2.9 KiB
PRD 0042: smolmachines Cross-Backend Parity Tests
- Status: Active
- Author: didericis-codex
- Created: 2026-06-02
- Issue: #139
Summary
Add tests that prove secrets, forwarded env, resume, and remediation behave equivalently across Docker and smolmachines backends. The fixes in PRDs 0038–0040 are unverifiable without this coverage.
Problem
The existing unit suite is broad but backend-specific. There are no tests that run the same scenario against both Docker and smolmachines and assert the outcomes match. A regression in one backend goes undetected until a live run, and PRDs 0038–0040 can each pass their own unit tests while the backends still diverge at the integration boundary.
Goals / Success Criteria
- A parity test suite that covers at least:
- Secret env injection:
?promptand${HOST_VAR}entries produce the same guest env on both backends. - Forwarded env: literal manifest env values reach the guest on both backends.

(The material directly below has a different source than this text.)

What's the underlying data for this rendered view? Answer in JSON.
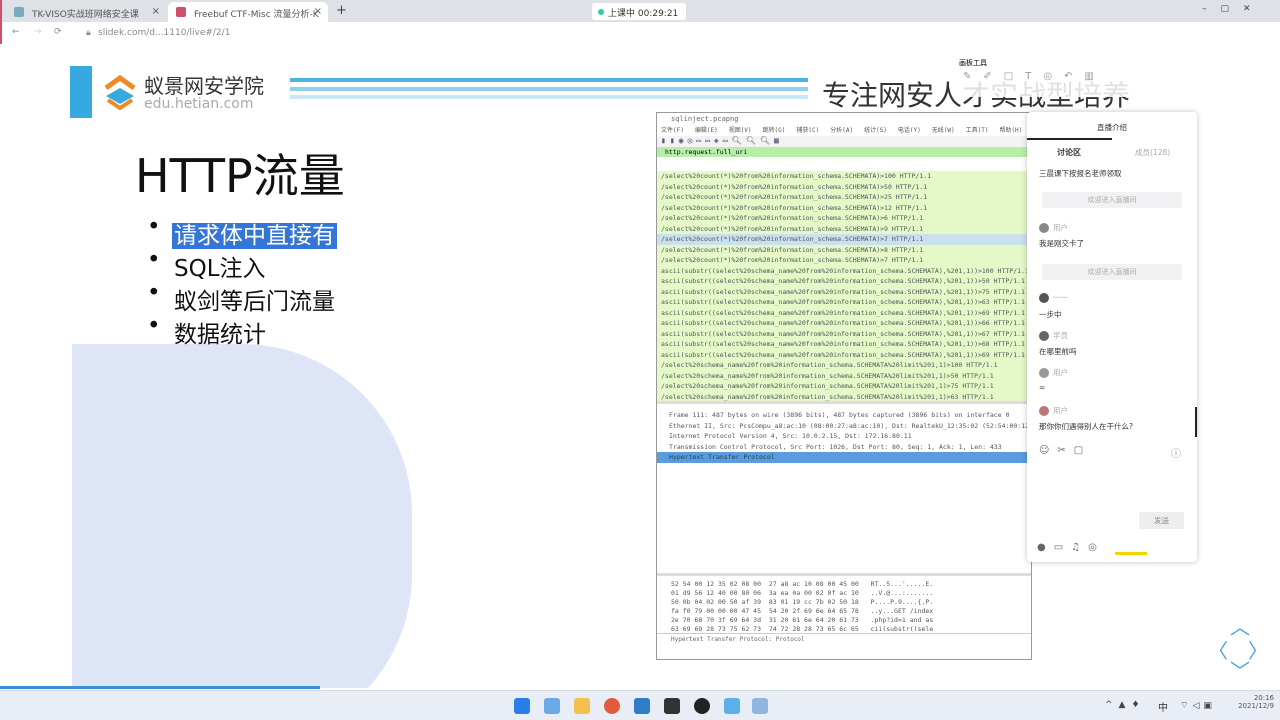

- Resume: a preserved bottle state dir round-trips correctly on both backends (relies on PRD 0040 metadata).
- Remediation: capability-block approval routes to the correct backend handler (relies on PRD 0039 dispatch).
- Secret env injection:
- Each scenario is parameterised so a failure names the backend that regressed.

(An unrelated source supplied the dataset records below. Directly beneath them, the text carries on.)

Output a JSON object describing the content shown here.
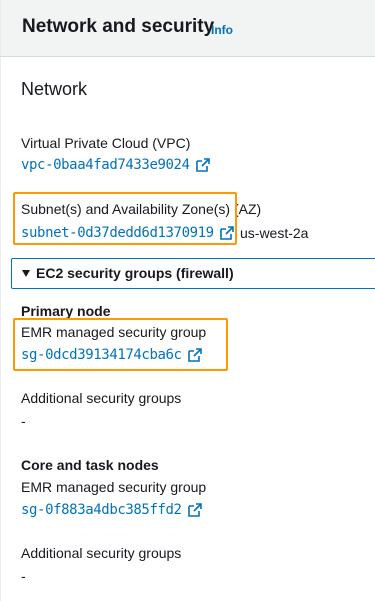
{
  "header": {
    "title": "Network and security",
    "info_link": "Info"
  },
  "network": {
    "section_title": "Network",
    "vpc_label": "Virtual Private Cloud (VPC)",
    "vpc_value": "vpc-0baa4fad7433e9024",
    "subnet_label": "Subnet(s) and Availability Zone(s) (AZ)",
    "subnet_value": "subnet-0d37dedd6d1370919",
    "az_value": "us-west-2a"
  },
  "security_groups": {
    "expander_label": "EC2 security groups (firewall)",
    "primary_node": {
      "heading": "Primary node",
      "emr_label": "EMR managed security group",
      "emr_value": "sg-0dcd39134174cba6c",
      "additional_label": "Additional security groups",
      "additional_value": "-"
    },
    "core_task_nodes": {
      "heading": "Core and task nodes",
      "emr_label": "EMR managed security group",
      "emr_value": "sg-0f883a4dbc385ffd2",
      "additional_label": "Additional security groups",
      "additional_value": "-"
    }
  },
  "colors": {
    "link": "#0073bb",
    "highlight": "#ff9900",
    "text": "#16191f"
  },
  "icons": {
    "external_link": "external-link-icon",
    "caret": "caret-down-icon"
  }
}
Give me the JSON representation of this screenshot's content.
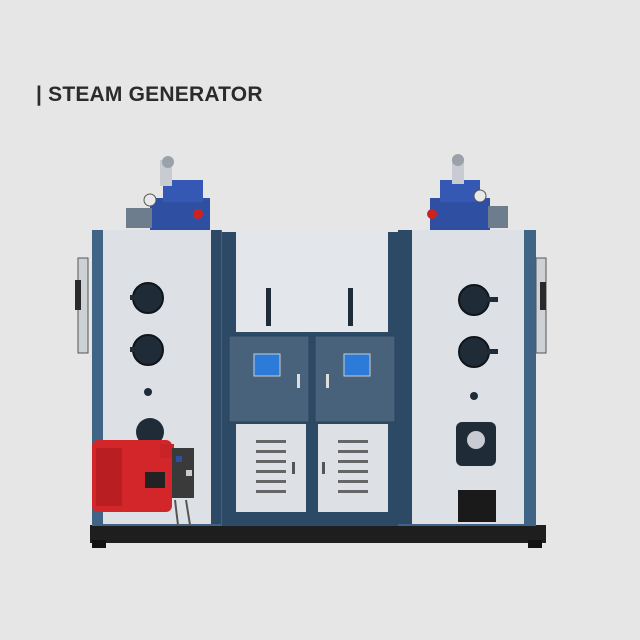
{
  "heading": {
    "text": "| STEAM GENERATOR"
  },
  "product_image": {
    "subject": "steam-generator-machine",
    "colors": {
      "frame": "#3f6485",
      "frame_dark": "#2c4a66",
      "panel": "#d9dde2",
      "panel_light": "#e3e6ea",
      "control_panel": "#49627c",
      "burner": "#d3262a",
      "valves": "#2f4fa3",
      "base": "#1e1e1e"
    }
  }
}
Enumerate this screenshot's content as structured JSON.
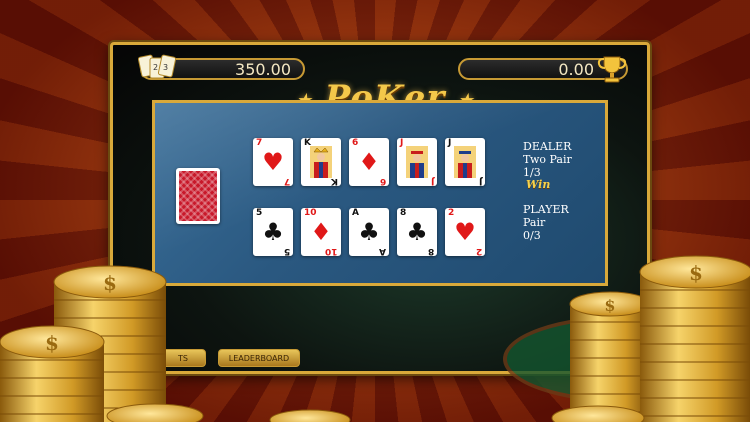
{
  "header": {
    "chips_value": "350.00",
    "winnings_value": "0.00",
    "logo_text": "PoKer"
  },
  "icons": {
    "chips": "chips-icon",
    "trophy": "trophy-icon",
    "card_back": "card-back"
  },
  "colors": {
    "gold": "#d9a93a",
    "panel_blue": "#2a5880",
    "hearts_diamonds": "#e01818"
  },
  "dealer": {
    "title": "DEALER",
    "hand": "Two Pair",
    "score": "1/3",
    "result": "Win",
    "cards": [
      {
        "rank": "7",
        "suit": "♥",
        "color": "red"
      },
      {
        "rank": "K",
        "suit": "♣",
        "color": "black",
        "face": true
      },
      {
        "rank": "6",
        "suit": "♦",
        "color": "red"
      },
      {
        "rank": "J",
        "suit": "♦",
        "color": "red",
        "face": true
      },
      {
        "rank": "J",
        "suit": "♣",
        "color": "black",
        "face": true
      }
    ]
  },
  "player": {
    "title": "PLAYER",
    "hand": "Pair",
    "score": "0/3",
    "cards": [
      {
        "rank": "5",
        "suit": "♣",
        "color": "black"
      },
      {
        "rank": "10",
        "suit": "♦",
        "color": "red"
      },
      {
        "rank": "A",
        "suit": "♣",
        "color": "black"
      },
      {
        "rank": "8",
        "suit": "♣",
        "color": "black"
      },
      {
        "rank": "2",
        "suit": "♥",
        "color": "red"
      }
    ]
  },
  "buttons": {
    "left_label": "TS",
    "leaderboard_label": "LEADERBOARD"
  }
}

- Tests run without a live VM or Docker daemon (mock or stub backends).
Non-goals
- No end-to-end agent execution tests.
- No performance or load tests.
- No changes to production code (test-only PRD).
Scope
In scope:
- New test file(s) under
tests/unit/for parity scenarios. - Stub or mock implementations of smolmachines and Docker backends as needed.
Out of scope:
- Changes to
bot_bottle/production code. - CI infrastructure changes beyond adding the new test file to the discover invocation.
Dependencies
- PRD 0038 should land before the env parity tests are finalised.
- PRDs 0039 and 0040 should land before the remediation and resume scenarios are finalised; stubs can be written speculatively beforehand.
Design
Parameterise each scenario over a list of backend factory functions. Each factory returns a bottle instance wired to a stub subprocess layer. The test body is backend-agnostic: it calls the same public API, captures the same observable output, and asserts equality.
For env scenarios, capture the argv or env-file content passed to the guest and compare against resolved manifest values. For resume, write metadata with one backend class and read it back to verify correct selection. For remediation, assert dispatch selects the per-backend handler.
Testing Strategy
Run as part of the standard unit discover:
python3 -m unittest discover -s tests/unit
Or directly:
python3 -m unittest tests.unit.test_backend_parity
Open Questions
- Should parity tests live under
tests/unit/(mock-based) ortests/integration/(live infra)? Mock-based is preferred to keep CI simple.